Thriller en secondenspel in World Cup langlaufen

De World Cup langlaufen is neergestreken in het Zweedse Falun, waar vrijdag al de eerste wedstrijden gehouden werden: de wedstrijden met individuele start in de vrije stijl, tien kilometer voor de vrouwen en vijftien voor de mannen, de afstanden die over een maand ook op het WK-programma staan.

Mannen
Alexander Bolshunov leek loeihard uit te gaan halen en dit keer niet op de verkeerde manier - vorige week gaf hij de Fin Joni Mäki een lel met zijn skistok en een beuk na de finish. Drie laat vertrokken Noren hadden echter nog een kans en vooral Simen Hegstad Krüger legde Bolshunov het vuur na aan de schenen.
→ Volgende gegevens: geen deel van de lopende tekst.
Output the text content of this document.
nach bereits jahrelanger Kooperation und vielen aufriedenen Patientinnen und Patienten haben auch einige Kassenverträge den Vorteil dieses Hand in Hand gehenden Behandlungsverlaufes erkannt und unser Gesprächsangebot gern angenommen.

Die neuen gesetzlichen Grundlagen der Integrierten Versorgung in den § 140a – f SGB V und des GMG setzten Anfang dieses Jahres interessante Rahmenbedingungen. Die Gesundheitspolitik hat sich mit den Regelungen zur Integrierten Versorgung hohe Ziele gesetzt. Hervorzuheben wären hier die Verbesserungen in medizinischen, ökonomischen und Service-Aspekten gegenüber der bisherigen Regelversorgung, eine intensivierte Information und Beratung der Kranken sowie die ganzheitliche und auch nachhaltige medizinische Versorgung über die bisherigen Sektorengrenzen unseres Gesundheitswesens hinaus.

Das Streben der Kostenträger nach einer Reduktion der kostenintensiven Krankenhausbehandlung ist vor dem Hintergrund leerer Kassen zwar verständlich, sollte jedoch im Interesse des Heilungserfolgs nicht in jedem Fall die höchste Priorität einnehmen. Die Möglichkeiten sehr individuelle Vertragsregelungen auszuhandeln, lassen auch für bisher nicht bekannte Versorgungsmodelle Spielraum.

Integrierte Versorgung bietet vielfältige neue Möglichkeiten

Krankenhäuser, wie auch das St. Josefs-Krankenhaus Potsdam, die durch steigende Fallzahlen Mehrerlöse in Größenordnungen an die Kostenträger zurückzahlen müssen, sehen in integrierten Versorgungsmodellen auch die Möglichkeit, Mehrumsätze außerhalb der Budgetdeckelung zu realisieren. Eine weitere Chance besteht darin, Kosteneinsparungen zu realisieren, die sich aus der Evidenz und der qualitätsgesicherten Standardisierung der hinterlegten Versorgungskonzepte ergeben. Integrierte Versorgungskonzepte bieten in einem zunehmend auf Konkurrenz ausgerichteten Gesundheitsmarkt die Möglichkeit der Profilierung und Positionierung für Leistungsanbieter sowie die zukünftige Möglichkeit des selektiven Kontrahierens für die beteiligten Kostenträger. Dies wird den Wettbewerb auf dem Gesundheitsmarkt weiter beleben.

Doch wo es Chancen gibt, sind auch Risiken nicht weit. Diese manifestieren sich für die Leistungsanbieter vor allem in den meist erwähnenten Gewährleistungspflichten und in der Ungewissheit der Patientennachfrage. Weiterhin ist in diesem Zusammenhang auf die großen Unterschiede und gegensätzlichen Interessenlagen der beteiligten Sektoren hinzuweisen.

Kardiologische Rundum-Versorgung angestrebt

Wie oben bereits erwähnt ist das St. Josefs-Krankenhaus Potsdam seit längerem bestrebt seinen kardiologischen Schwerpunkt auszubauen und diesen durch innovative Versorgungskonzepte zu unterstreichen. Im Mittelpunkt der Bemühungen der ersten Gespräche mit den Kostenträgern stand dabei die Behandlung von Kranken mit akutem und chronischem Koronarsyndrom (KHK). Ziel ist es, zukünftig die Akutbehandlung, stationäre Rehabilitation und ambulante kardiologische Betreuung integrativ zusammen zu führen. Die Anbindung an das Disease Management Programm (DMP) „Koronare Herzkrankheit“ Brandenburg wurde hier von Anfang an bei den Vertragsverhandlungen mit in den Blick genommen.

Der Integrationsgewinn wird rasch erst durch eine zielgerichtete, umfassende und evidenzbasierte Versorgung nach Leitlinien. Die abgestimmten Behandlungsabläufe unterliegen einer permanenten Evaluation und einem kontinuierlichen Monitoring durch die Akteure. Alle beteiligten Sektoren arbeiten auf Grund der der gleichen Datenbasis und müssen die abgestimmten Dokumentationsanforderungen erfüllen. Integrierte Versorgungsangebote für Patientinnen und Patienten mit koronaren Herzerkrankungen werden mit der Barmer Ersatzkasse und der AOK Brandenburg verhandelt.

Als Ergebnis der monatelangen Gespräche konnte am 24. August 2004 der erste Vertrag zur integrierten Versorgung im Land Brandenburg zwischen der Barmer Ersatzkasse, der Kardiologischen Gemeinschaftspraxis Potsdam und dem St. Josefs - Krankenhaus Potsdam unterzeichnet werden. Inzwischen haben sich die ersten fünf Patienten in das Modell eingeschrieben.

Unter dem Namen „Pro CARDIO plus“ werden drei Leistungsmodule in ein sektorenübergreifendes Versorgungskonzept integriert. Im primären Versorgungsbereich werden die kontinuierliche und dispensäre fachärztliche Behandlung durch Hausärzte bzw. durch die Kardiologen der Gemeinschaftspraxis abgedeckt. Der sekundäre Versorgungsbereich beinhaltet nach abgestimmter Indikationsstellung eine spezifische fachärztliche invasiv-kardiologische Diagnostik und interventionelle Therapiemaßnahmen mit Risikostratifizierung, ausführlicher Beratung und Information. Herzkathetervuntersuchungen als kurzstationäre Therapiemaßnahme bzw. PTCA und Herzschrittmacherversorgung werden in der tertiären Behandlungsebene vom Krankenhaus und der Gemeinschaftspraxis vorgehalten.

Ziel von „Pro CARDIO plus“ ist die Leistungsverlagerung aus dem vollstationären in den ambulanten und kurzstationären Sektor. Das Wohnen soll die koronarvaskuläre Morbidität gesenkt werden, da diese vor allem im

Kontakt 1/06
Krüger verloor aanvankelijk steeds een paar seconden, maar vanaf elf kilometer - hij had inmiddels tien tellen achterstand - liep de Noor in. Met dik anderhalve kilometer te gaan zat er welgeteld 0,2 seconden tussen de twee, maar toch hield Bolshunov's tijd stand: Krüger kwam aan de finish 1,8 seconden tekort.

Even leken ook Hans Christer Holund en Sjur Røthe in de buurt te gaan komen, maar zij streden onderling om plek drie. Røthe pakte die plek op 23,9 seconden van Bolshunov, kilometervreter Holund zat er een ruime seconde achter en werd vierde. Gus Schumacher zorgde voor de verrassing van de dag: de 20-jarige Amerikaan maakte wéér grote indruk en werd op 1:17 minuten negende.

Vrouwen
De Amerikaanse Jessie Diggins, specialiste op de vrije stijl, legde na een goede start een dijk van een race op de Zweedse sneeuw, maar had voor het eerst dit seizoen de Noorse grootheid Therese Johaug achter zich aan. Johaug startte een stuk later en leverde aanvankelijk wat in, maar met ruim twee kilometer te gaan was ze één tiende van een seconde sneller.

De indrukwekkende eindsprint van Diggins bleek echter goud waard, want Johaug beet zich stuk op de tijd van de Amerikaanse en werd zowaar verslagen: tweede op 2,1 seconden. De Zweedse Ebba Andersson werd op 14,6 seconden tweede, nog wel ruim voor de onderlinge Noorse strijd om plek vier tussen Ragnhild Haga (+40,6), Heidi Weng (+41,1), Helene Marie Fossesholm (+45,5) en Tiril Udnes Weng (+46,5).